Furthermore, this measurement isn’t limited to use on topic models. It can be used on any pair of types related to each other by categorical distributions; or, to put it another way, it can be used to collapse any bipartite graph into a non-bipartite graph in a probabilistically sound way. This opens up lots of interesting possibilities that I’ll discuss in later posts. But to give you just one example, consider this: instead of thinking of topics and books, think of books and recommenders. Suppose you have a community of recommenders, each of whom is disposed to recommend a subset of books with different probabilities. The recommenders form one set of nodes; the books form the other. The browsing process would look like this: you talk to someone likely to recommend a book you already like and ask for another recommendation. Then you talk to someone else likely to recommend that book, and so on. This could be a new way to implement recommender systems like those used by Amazon.

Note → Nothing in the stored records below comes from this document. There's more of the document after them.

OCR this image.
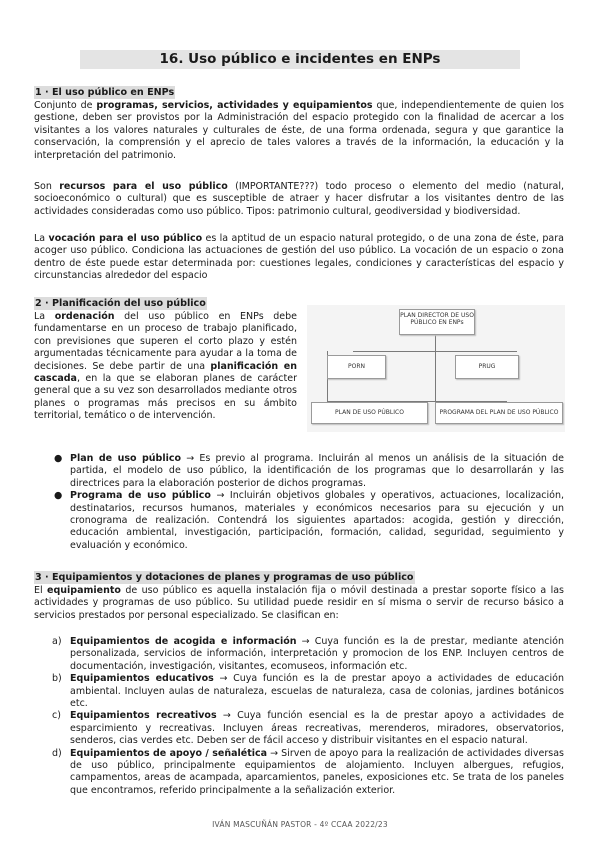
16. Uso público e incidentes en ENPs
1 · El uso público en ENPs

Conjunto de programas, servicios, actividades y equipamientos que, independientemente de quien los gestione, deben ser provistos por la Administración del espacio protegido con la finalidad de acercar a los visitantes a los valores naturales y culturales de éste, de una forma ordenada, segura y que garantice la conservación, la comprensión y el aprecio de tales valores a través de la información, la educación y la interpretación del patrimonio.

Son recursos para el uso público (IMPORTANTE???) todo proceso o elemento del medio (natural, socioeconómico o cultural) que es susceptible de atraer y hacer disfrutar a los visitantes dentro de las actividades consideradas como uso público. Tipos: patrimonio cultural, geodiversidad y biodiversidad.

La vocación para el uso público es la aptitud de un espacio natural protegido, o de una zona de éste, para acoger uso público. Condiciona las actuaciones de gestión del uso público. La vocación de un espacio o zona dentro de éste puede estar determinada por: cuestiones legales, condiciones y características del espacio y circunstancias alrededor del espacio

2 · Planificación del uso público

La ordenación del uso público en ENPs debe fundamentarse en un proceso de trabajo planificado, con previsiones que superen el corto plazo y estén argumentadas técnicamente para ayudar a la toma de decisiones. Se debe partir de una planificación en cascada, en la que se elaboran planes de carácter general que a su vez son desarrollados mediante otros planes o programas más precisos en su ámbito territorial, temático o de intervención.

PLAN DIRECTOR DE USO PÚBLICO EN ENPs
PORN	PRUG
PLAN DE USO PÚBLICO	PROGRAMA DEL PLAN DE USO PÚBLICO
● Plan de uso público → Es previo al programa. Incluirán al menos un análisis de la situación de partida, el modelo de uso público, la identificación de los programas que lo desarrollarán y las directrices para la elaboración posterior de dichos programas.
● Programa de uso público → Incluirán objetivos globales y operativos, actuaciones, localización, destinatarios, recursos humanos, materiales y económicos necesarios para su ejecución y un cronograma de realización. Contendrá los siguientes apartados: acogida, gestión y dirección, educación ambiental, investigación, participación, formación, calidad, seguridad, seguimiento y evaluación y económico.
3 · Equipamientos y dotaciones de planes y programas de uso público

El equipamiento de uso público es aquella instalación fija o móvil destinada a prestar soporte físico a las actividades y programas de uso público. Su utilidad puede residir en sí misma o servir de recurso básico a servicios prestados por personal especializado. Se clasifican en:

a) Equipamientos de acogida e información → Cuya función es la de prestar, mediante atención personalizada, servicios de información, interpretación y promocion de los ENP. Incluyen centros de documentación, investigación, visitantes, ecomuseos, información etc.
b) Equipamientos educativos → Cuya función es la de prestar apoyo a actividades de educación ambiental. Incluyen aulas de naturaleza, escuelas de naturaleza, casa de colonias, jardines botánicos etc.
c) Equipamientos recreativos → Cuya función esencial es la de prestar apoyo a actividades de esparcimiento y recreativas. Incluyen áreas recreativas, merenderos, miradores, observatorios, senderos, cias verdes etc. Deben ser de fácil acceso y distribuir visitantes en el espacio natural.
d) Equipamientos de apoyo / señalética → Sirven de apoyo para la realización de actividades diversas de uso público, principalmente equipamientos de alojamiento. Incluyen albergues, refugios, campamentos, areas de acampada, aparcamientos, paneles, exposiciones etc. Se trata de los paneles que encontramos, referido principalmente a la señalización exterior.
IVÁN MASCUÑÁN PASTOR - 4º CCAA 2022/23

  1. I hope someone will tell me it’s not! In that case, my task is easier, because it means I won’t have to do all the theory. I’ve found a few near misses. In a paper on topic model diagnostics, Chuang, et. al. propose a refinement of cosine similarity for finding matches between topics across multiple independently-run models. Unlike the measure I’m proposing, theirs uses topic-word vectors; is not based on a generative model; and is a symmetric operator. However, theirs was better at predicting human judgments than cosine similarity was, and is worth investigating further for that reason. See also this wonderful post by Brendan O’Connor, which lays out a fascinating set of relationships between various measures that all boil down to normed dot products using different norms. This measure could be added to that list. 
  2. Here’s the graph-theoretic interpretation: given that the topics and books together form a complete bipartite graph, in which the edges are weighted by the proportion of the book that is about the linked topic, this is equivalent to building a non-bipartite directed graph describing the probability of moving from one topic to another while browsing. This takes up ideas that I first encountered through Scott Weingart
  3. This is almost the same as what Wikipedia calls the “extended version” of Bayes Theorem. The only difference is a small modification that resulted from the step we took to generate equation 12, which was possible because p(B) is uniform. 
  4. If you’re anything like me, you probably start to feel a little anxious every time a variable moves inside or outside the summation operator. To give myself a bit more confidence that I wasn’t doing something wrong, I wrote this script, which repeatedly simulates the 7-step process specified above a million times on an imaginary corpus, and compares the resulting topic transition probability to the probability calculated by the derived formula. The match is close, with a tight standard deviation, and very similar results for several different averaging methods. The script is a little bit sloppy — my apologies — but I encourage anyone interested in verifying this result to look at the script and check my work. Let me know if you see a potential problem!